Dr. Mark Harrison is a health economist, epidemiologist and an Associate Professor at the University of British Columbia’s (UBC) Faculty of Pharmaceutical Sciences. He joined the UBC Faculty of Pharmaceutical Sciences and CORE team in August 2014. Prior to joining UBC, Dr. Harrison held the position of Senior Research Fellow in Health Economics, Centre for Health Economics, at the University of Manchester in the UK. He has a first class honours degree in Business and Management Sciences from the University of Bradford, an MSc from the University of Edinburgh, and a PhD in Epidemiology from the University of Manchester.
Dr. Harrison’s main research interests are in evaluating treatment outcomes in chronic diseases and understanding patient preferences in the role of treatment decision-making; he has published numerous works on the epidemiology, cost-effectiveness of treatments, and patient preferences and health-related quality of life, of those with rheumatic diseases using administrative and routinely collected data and surveys of patients. Dr. Harrison has also contributed to improving health care systems and health care delivery in Canada and the UK, through his work addressing the impact of policy interventions including medication reviews, integrated and multidisciplinary care on patient and health care system outcomes, and whether better quality management of chronic conditions in community-based primary health care, through mechanisms like incentive schemes, reduces emergency hospital admissions.
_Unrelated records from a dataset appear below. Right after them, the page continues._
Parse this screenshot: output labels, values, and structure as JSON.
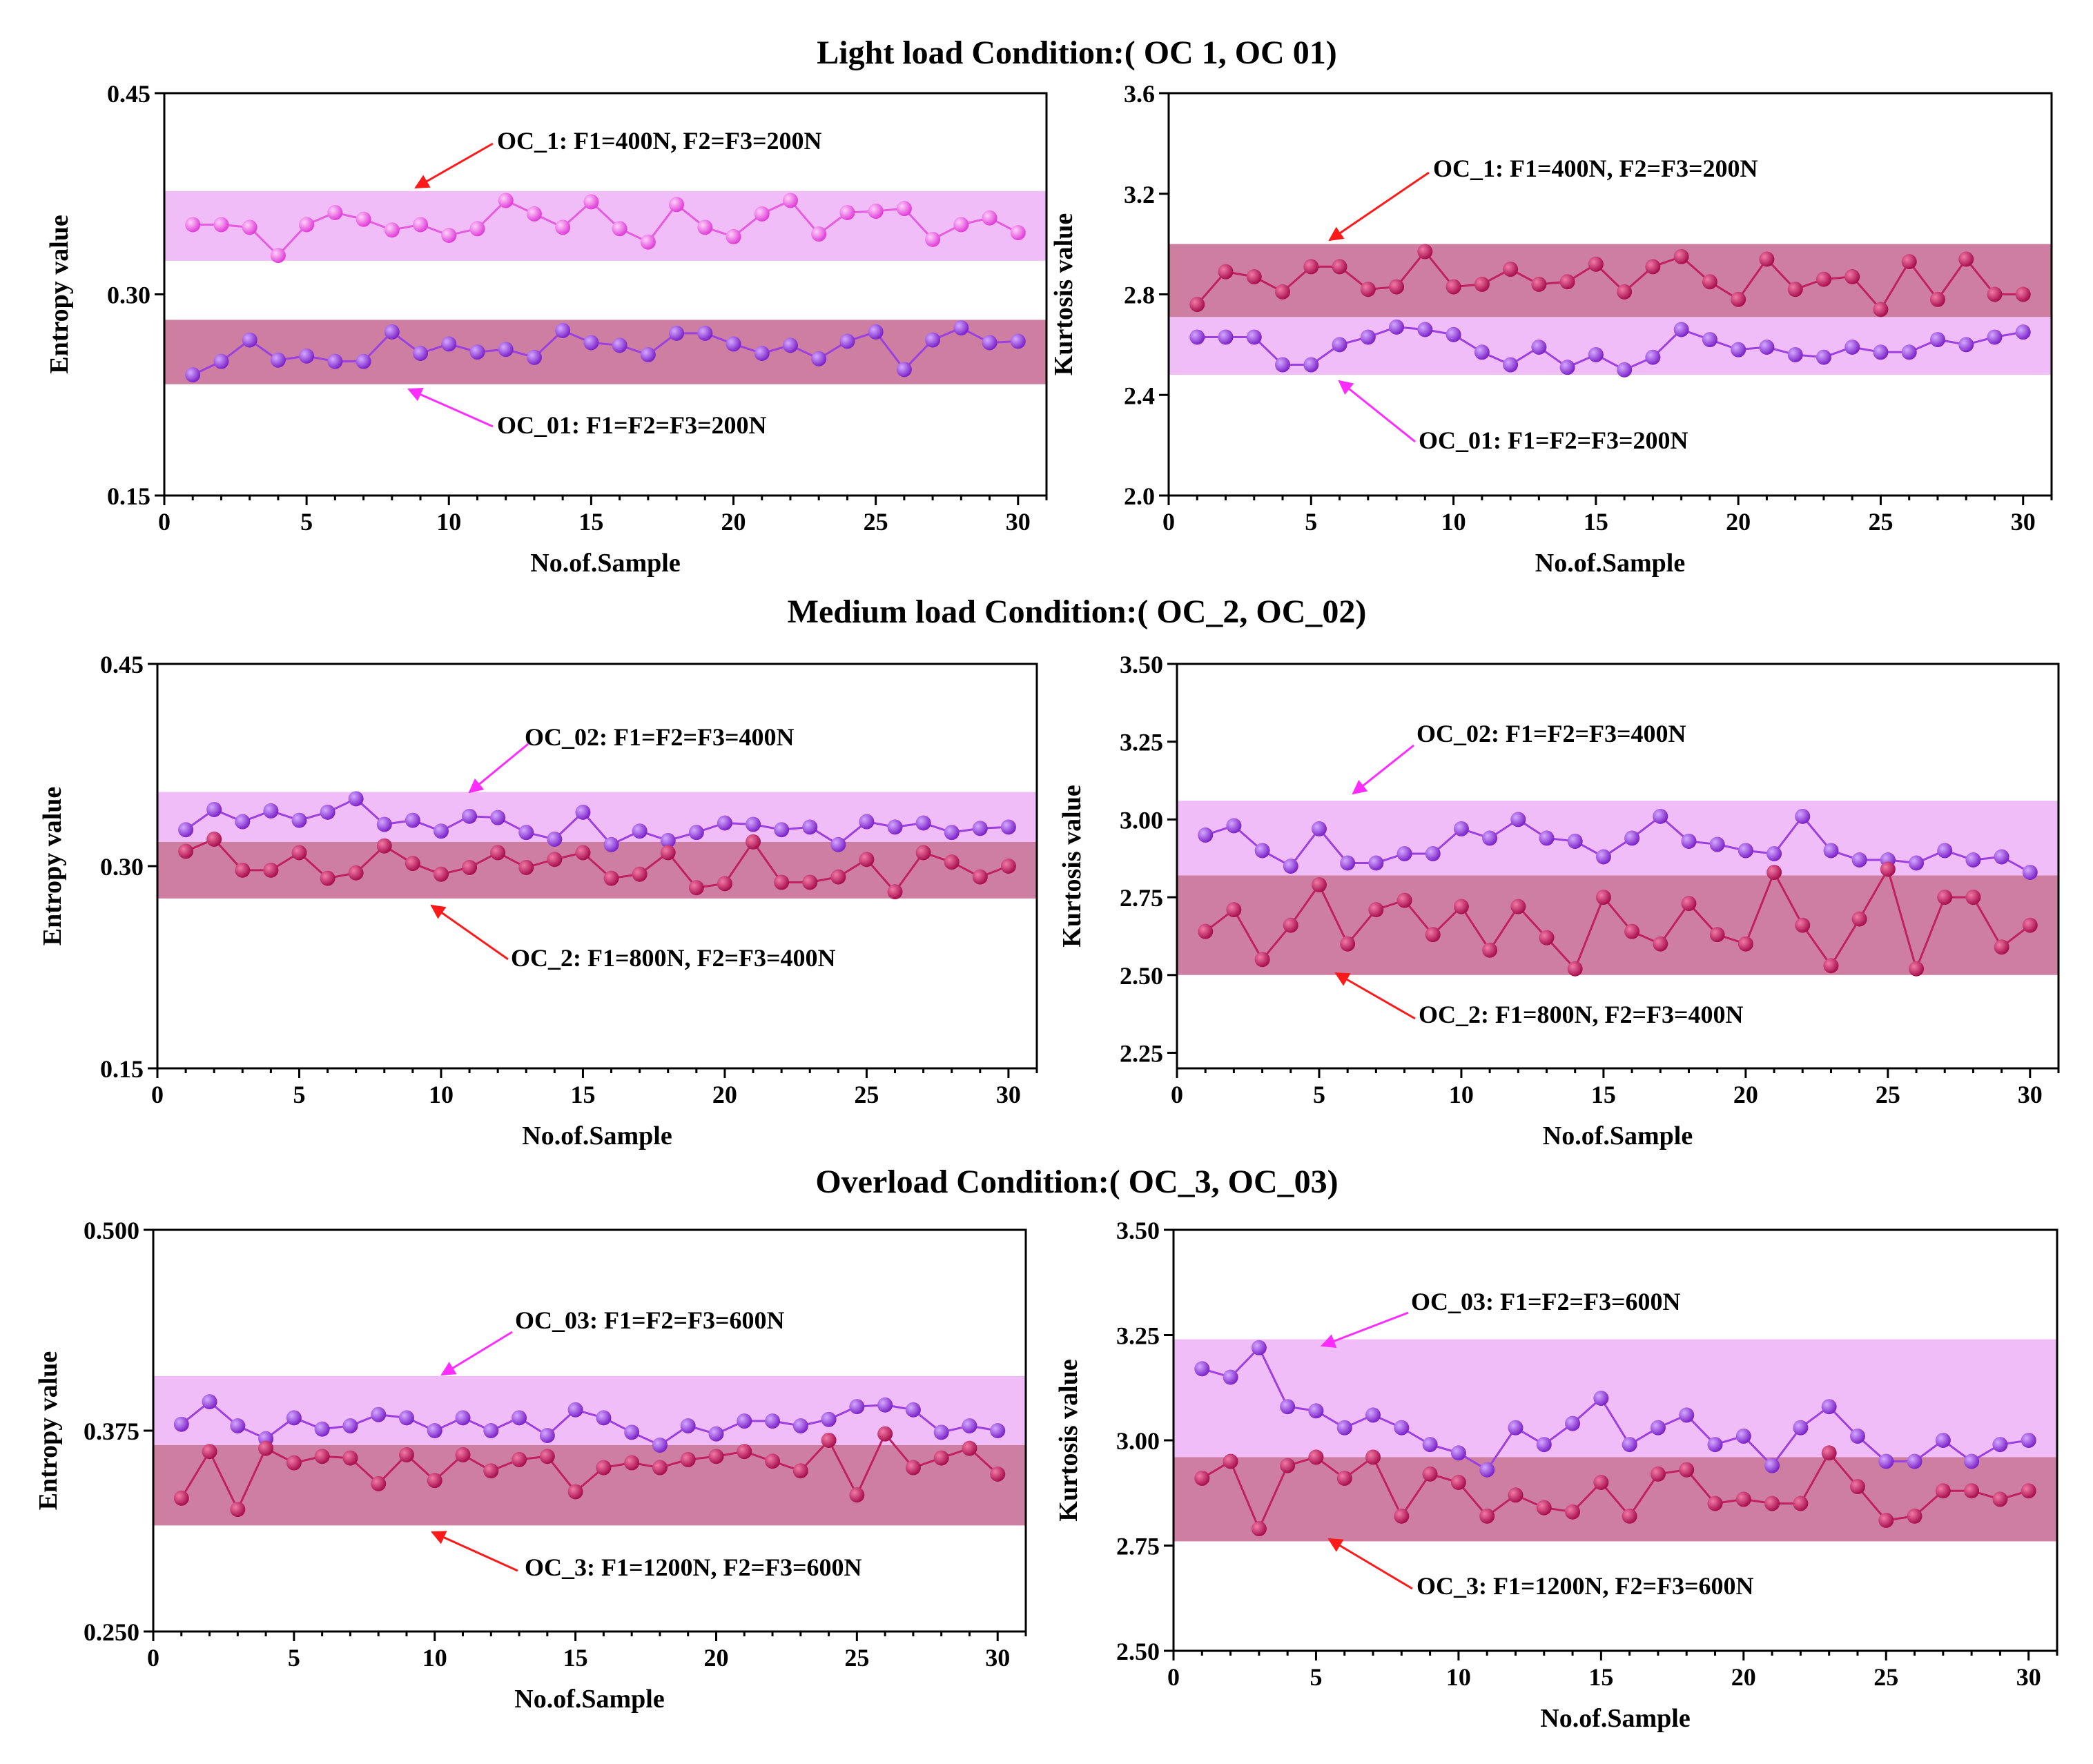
{
  "row_titles": [
    "Light load Condition:( OC  1,  OC  01)",
    "Medium load Condition:( OC_2,  OC_02)",
    "Overload Condition:( OC_3,  OC_03)"
  ],
  "colors": {
    "light_band": "#f0b6f8",
    "dark_band": "#c97197",
    "light_line": "#e55ce0",
    "purple_line": "#9b3fe0",
    "dark_line": "#c0205f",
    "dark_marker": "#8a1b6f",
    "arrow_red": "#ff1a1a",
    "arrow_magenta": "#ff2cff"
  },
  "chart_data": [
    {
      "type": "line",
      "row": 0,
      "col": 0,
      "xlabel": "No.of.Sample",
      "ylabel": "Entropy value",
      "xlim": [
        0,
        31
      ],
      "ylim": [
        0.15,
        0.45
      ],
      "xticks": [
        0,
        5,
        10,
        15,
        20,
        25,
        30
      ],
      "yticks": [
        0.15,
        0.3,
        0.45
      ],
      "ytick_labels": [
        "0.15",
        "0.30",
        "0.45"
      ],
      "bands": [
        {
          "range": [
            0.325,
            0.377
          ],
          "tone": "light"
        },
        {
          "range": [
            0.233,
            0.281
          ],
          "tone": "dark"
        }
      ],
      "series": [
        {
          "name": "OC_1",
          "tone": "light",
          "values": [
            0.352,
            0.352,
            0.35,
            0.329,
            0.352,
            0.361,
            0.356,
            0.348,
            0.352,
            0.344,
            0.349,
            0.37,
            0.36,
            0.35,
            0.369,
            0.349,
            0.339,
            0.367,
            0.35,
            0.343,
            0.36,
            0.37,
            0.345,
            0.361,
            0.362,
            0.364,
            0.341,
            0.352,
            0.357,
            0.346
          ]
        },
        {
          "name": "OC_01",
          "tone": "purple",
          "values": [
            0.24,
            0.25,
            0.266,
            0.251,
            0.254,
            0.25,
            0.25,
            0.272,
            0.256,
            0.263,
            0.257,
            0.259,
            0.253,
            0.273,
            0.264,
            0.262,
            0.255,
            0.271,
            0.271,
            0.263,
            0.256,
            0.262,
            0.252,
            0.265,
            0.272,
            0.244,
            0.266,
            0.275,
            0.264,
            0.265
          ]
        }
      ],
      "annotations": [
        {
          "text": "OC_1:  F1=400N, F2=F3=200N",
          "tone": "red"
        },
        {
          "text": "OC_01: F1=F2=F3=200N",
          "tone": "magenta"
        }
      ]
    },
    {
      "type": "line",
      "row": 0,
      "col": 1,
      "xlabel": "No.of.Sample",
      "ylabel": "Kurtosis value",
      "xlim": [
        0,
        31
      ],
      "ylim": [
        2.0,
        3.6
      ],
      "xticks": [
        0,
        5,
        10,
        15,
        20,
        25,
        30
      ],
      "yticks": [
        2.0,
        2.4,
        2.8,
        3.2,
        3.6
      ],
      "ytick_labels": [
        "2.0",
        "2.4",
        "2.8",
        "3.2",
        "3.6"
      ],
      "bands": [
        {
          "range": [
            2.48,
            2.71
          ],
          "tone": "light"
        },
        {
          "range": [
            2.71,
            3.0
          ],
          "tone": "dark"
        }
      ],
      "series": [
        {
          "name": "OC_1",
          "tone": "dark",
          "values": [
            2.76,
            2.89,
            2.87,
            2.81,
            2.91,
            2.91,
            2.82,
            2.83,
            2.97,
            2.83,
            2.84,
            2.9,
            2.84,
            2.85,
            2.92,
            2.81,
            2.91,
            2.95,
            2.85,
            2.78,
            2.94,
            2.82,
            2.86,
            2.87,
            2.74,
            2.93,
            2.78,
            2.94,
            2.8,
            2.8
          ]
        },
        {
          "name": "OC_01",
          "tone": "purple",
          "values": [
            2.63,
            2.63,
            2.63,
            2.52,
            2.52,
            2.6,
            2.63,
            2.67,
            2.66,
            2.64,
            2.57,
            2.52,
            2.59,
            2.51,
            2.56,
            2.5,
            2.55,
            2.66,
            2.62,
            2.58,
            2.59,
            2.56,
            2.55,
            2.59,
            2.57,
            2.57,
            2.62,
            2.6,
            2.63,
            2.65
          ]
        }
      ],
      "annotations": [
        {
          "text": "OC_1:  F1=400N, F2=F3=200N",
          "tone": "red"
        },
        {
          "text": "OC_01: F1=F2=F3=200N",
          "tone": "magenta"
        }
      ]
    },
    {
      "type": "line",
      "row": 1,
      "col": 0,
      "xlabel": "No.of.Sample",
      "ylabel": "Entropy value",
      "xlim": [
        0,
        31
      ],
      "ylim": [
        0.15,
        0.45
      ],
      "xticks": [
        0,
        5,
        10,
        15,
        20,
        25,
        30
      ],
      "yticks": [
        0.15,
        0.3,
        0.45
      ],
      "ytick_labels": [
        "0.15",
        "0.30",
        "0.45"
      ],
      "bands": [
        {
          "range": [
            0.318,
            0.355
          ],
          "tone": "light"
        },
        {
          "range": [
            0.276,
            0.318
          ],
          "tone": "dark"
        }
      ],
      "series": [
        {
          "name": "OC_02",
          "tone": "purple",
          "values": [
            0.327,
            0.342,
            0.333,
            0.341,
            0.334,
            0.34,
            0.35,
            0.331,
            0.334,
            0.326,
            0.337,
            0.336,
            0.325,
            0.32,
            0.34,
            0.316,
            0.326,
            0.319,
            0.325,
            0.332,
            0.331,
            0.327,
            0.329,
            0.316,
            0.333,
            0.329,
            0.332,
            0.325,
            0.328,
            0.329
          ]
        },
        {
          "name": "OC_2",
          "tone": "dark",
          "values": [
            0.311,
            0.32,
            0.297,
            0.297,
            0.31,
            0.291,
            0.295,
            0.315,
            0.302,
            0.294,
            0.299,
            0.31,
            0.299,
            0.305,
            0.31,
            0.291,
            0.294,
            0.31,
            0.284,
            0.287,
            0.318,
            0.288,
            0.288,
            0.292,
            0.305,
            0.281,
            0.31,
            0.303,
            0.292,
            0.3
          ]
        }
      ],
      "annotations": [
        {
          "text": "OC_02: F1=F2=F3=400N",
          "tone": "magenta"
        },
        {
          "text": "OC_2:  F1=800N, F2=F3=400N",
          "tone": "red"
        }
      ]
    },
    {
      "type": "line",
      "row": 1,
      "col": 1,
      "xlabel": "No.of.Sample",
      "ylabel": "Kurtosis value",
      "xlim": [
        0,
        31
      ],
      "ylim": [
        2.2,
        3.5
      ],
      "xticks": [
        0,
        5,
        10,
        15,
        20,
        25,
        30
      ],
      "yticks": [
        2.25,
        2.5,
        2.75,
        3.0,
        3.25,
        3.5
      ],
      "ytick_labels": [
        "2.25",
        "2.50",
        "2.75",
        "3.00",
        "3.25",
        "3.50"
      ],
      "bands": [
        {
          "range": [
            2.82,
            3.06
          ],
          "tone": "light"
        },
        {
          "range": [
            2.5,
            2.82
          ],
          "tone": "dark"
        }
      ],
      "series": [
        {
          "name": "OC_02",
          "tone": "purple",
          "values": [
            2.95,
            2.98,
            2.9,
            2.85,
            2.97,
            2.86,
            2.86,
            2.89,
            2.89,
            2.97,
            2.94,
            3.0,
            2.94,
            2.93,
            2.88,
            2.94,
            3.01,
            2.93,
            2.92,
            2.9,
            2.89,
            3.01,
            2.9,
            2.87,
            2.87,
            2.86,
            2.9,
            2.87,
            2.88,
            2.83
          ]
        },
        {
          "name": "OC_2",
          "tone": "dark",
          "values": [
            2.64,
            2.71,
            2.55,
            2.66,
            2.79,
            2.6,
            2.71,
            2.74,
            2.63,
            2.72,
            2.58,
            2.72,
            2.62,
            2.52,
            2.75,
            2.64,
            2.6,
            2.73,
            2.63,
            2.6,
            2.83,
            2.66,
            2.53,
            2.68,
            2.84,
            2.52,
            2.75,
            2.75,
            2.59,
            2.66
          ]
        }
      ],
      "annotations": [
        {
          "text": "OC_02: F1=F2=F3=400N",
          "tone": "magenta"
        },
        {
          "text": "OC_2: F1=800N, F2=F3=400N",
          "tone": "red"
        }
      ]
    },
    {
      "type": "line",
      "row": 2,
      "col": 0,
      "xlabel": "No.of.Sample",
      "ylabel": "Entropy value",
      "xlim": [
        0,
        31
      ],
      "ylim": [
        0.25,
        0.5
      ],
      "xticks": [
        0,
        5,
        10,
        15,
        20,
        25,
        30
      ],
      "yticks": [
        0.25,
        0.375,
        0.5
      ],
      "ytick_labels": [
        "0.250",
        "0.375",
        "0.500"
      ],
      "bands": [
        {
          "range": [
            0.366,
            0.409
          ],
          "tone": "light"
        },
        {
          "range": [
            0.316,
            0.366
          ],
          "tone": "dark"
        }
      ],
      "series": [
        {
          "name": "OC_03",
          "tone": "purple",
          "values": [
            0.379,
            0.393,
            0.378,
            0.37,
            0.383,
            0.376,
            0.378,
            0.385,
            0.383,
            0.375,
            0.383,
            0.375,
            0.383,
            0.372,
            0.388,
            0.383,
            0.374,
            0.366,
            0.378,
            0.373,
            0.381,
            0.381,
            0.378,
            0.382,
            0.39,
            0.391,
            0.388,
            0.374,
            0.378,
            0.375
          ]
        },
        {
          "name": "OC_3",
          "tone": "dark",
          "values": [
            0.333,
            0.362,
            0.326,
            0.364,
            0.355,
            0.359,
            0.358,
            0.342,
            0.36,
            0.344,
            0.36,
            0.35,
            0.357,
            0.359,
            0.337,
            0.352,
            0.355,
            0.352,
            0.357,
            0.359,
            0.362,
            0.356,
            0.35,
            0.369,
            0.335,
            0.373,
            0.352,
            0.358,
            0.364,
            0.348
          ]
        }
      ],
      "annotations": [
        {
          "text": "OC_03: F1=F2=F3=600N",
          "tone": "magenta"
        },
        {
          "text": "OC_3:  F1=1200N, F2=F3=600N",
          "tone": "red"
        }
      ]
    },
    {
      "type": "line",
      "row": 2,
      "col": 1,
      "xlabel": "No.of.Sample",
      "ylabel": "Kurtosis value",
      "xlim": [
        0,
        31
      ],
      "ylim": [
        2.5,
        3.5
      ],
      "xticks": [
        0,
        5,
        10,
        15,
        20,
        25,
        30
      ],
      "yticks": [
        2.5,
        2.75,
        3.0,
        3.25,
        3.5
      ],
      "ytick_labels": [
        "2.50",
        "2.75",
        "3.00",
        "3.25",
        "3.50"
      ],
      "bands": [
        {
          "range": [
            2.96,
            3.24
          ],
          "tone": "light"
        },
        {
          "range": [
            2.76,
            2.96
          ],
          "tone": "dark"
        }
      ],
      "series": [
        {
          "name": "OC_03",
          "tone": "purple",
          "values": [
            3.17,
            3.15,
            3.22,
            3.08,
            3.07,
            3.03,
            3.06,
            3.03,
            2.99,
            2.97,
            2.93,
            3.03,
            2.99,
            3.04,
            3.1,
            2.99,
            3.03,
            3.06,
            2.99,
            3.01,
            2.94,
            3.03,
            3.08,
            3.01,
            2.95,
            2.95,
            3.0,
            2.95,
            2.99,
            3.0
          ]
        },
        {
          "name": "OC_3",
          "tone": "dark",
          "values": [
            2.91,
            2.95,
            2.79,
            2.94,
            2.96,
            2.91,
            2.96,
            2.82,
            2.92,
            2.9,
            2.82,
            2.87,
            2.84,
            2.83,
            2.9,
            2.82,
            2.92,
            2.93,
            2.85,
            2.86,
            2.85,
            2.85,
            2.97,
            2.89,
            2.81,
            2.82,
            2.88,
            2.88,
            2.86,
            2.88
          ]
        }
      ],
      "annotations": [
        {
          "text": "OC_03: F1=F2=F3=600N",
          "tone": "magenta"
        },
        {
          "text": "OC_3: F1=1200N, F2=F3=600N",
          "tone": "red"
        }
      ]
    }
  ]
}
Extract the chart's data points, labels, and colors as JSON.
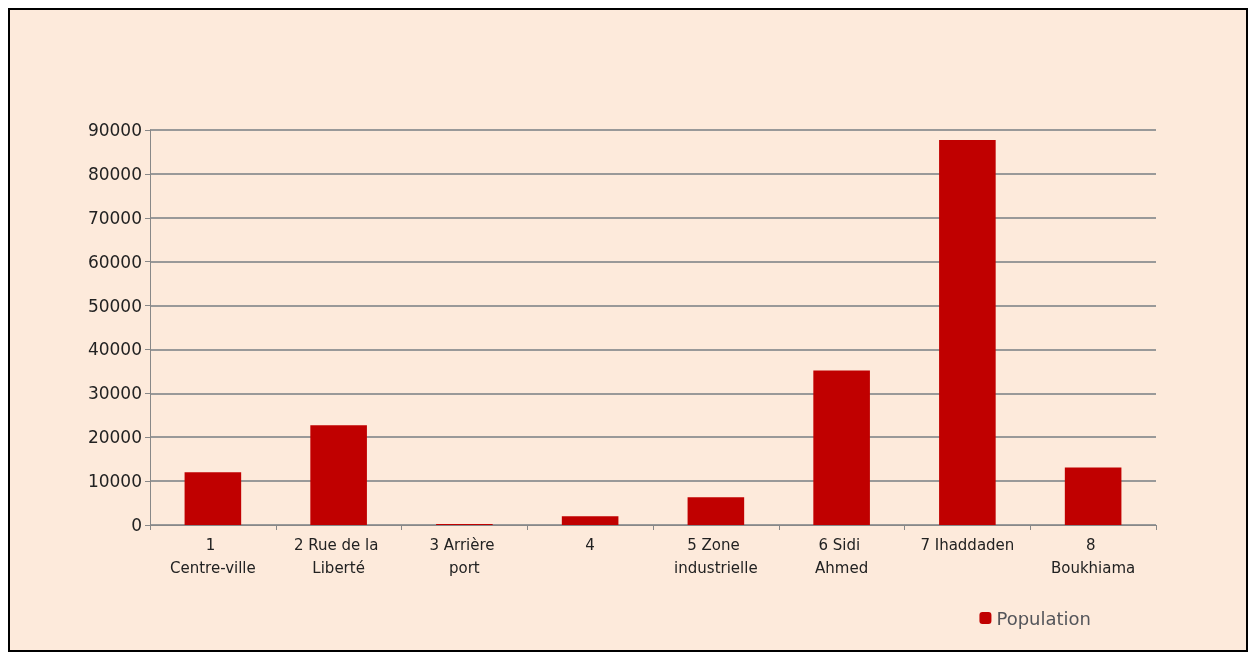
{
  "chart_data": {
    "type": "bar",
    "categories": [
      "1 Centre-ville",
      "2 Rue de la Liberté",
      "3 Arrière port",
      "4",
      "5 Zone industrielle",
      "6 Sidi Ahmed",
      "7 Ihaddaden",
      "8 Boukhiama"
    ],
    "series": [
      {
        "name": "Population",
        "color": "#c00000",
        "values": [
          12000,
          22700,
          200,
          2000,
          6300,
          35200,
          87700,
          13100
        ]
      }
    ],
    "ylim": [
      0,
      90000
    ],
    "yticks": [
      0,
      10000,
      20000,
      30000,
      40000,
      50000,
      60000,
      70000,
      80000,
      90000
    ],
    "grid": "y",
    "legend": "bottom right"
  }
}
More recently, Dr. Harrison has been exploring the role of patient preferences and market research techniques, including the presentation and role of risk and uncertainty in patient health care decision making, to support patient-oriented research design.
Dr. Harrison will continue to focus on chronic diseases and multimorbidity and combine these themes to improve the efficiency of the health care system in delivering timely, high quality of care, consistent with informed patient preferences, to improve patient outcomes and contain costs.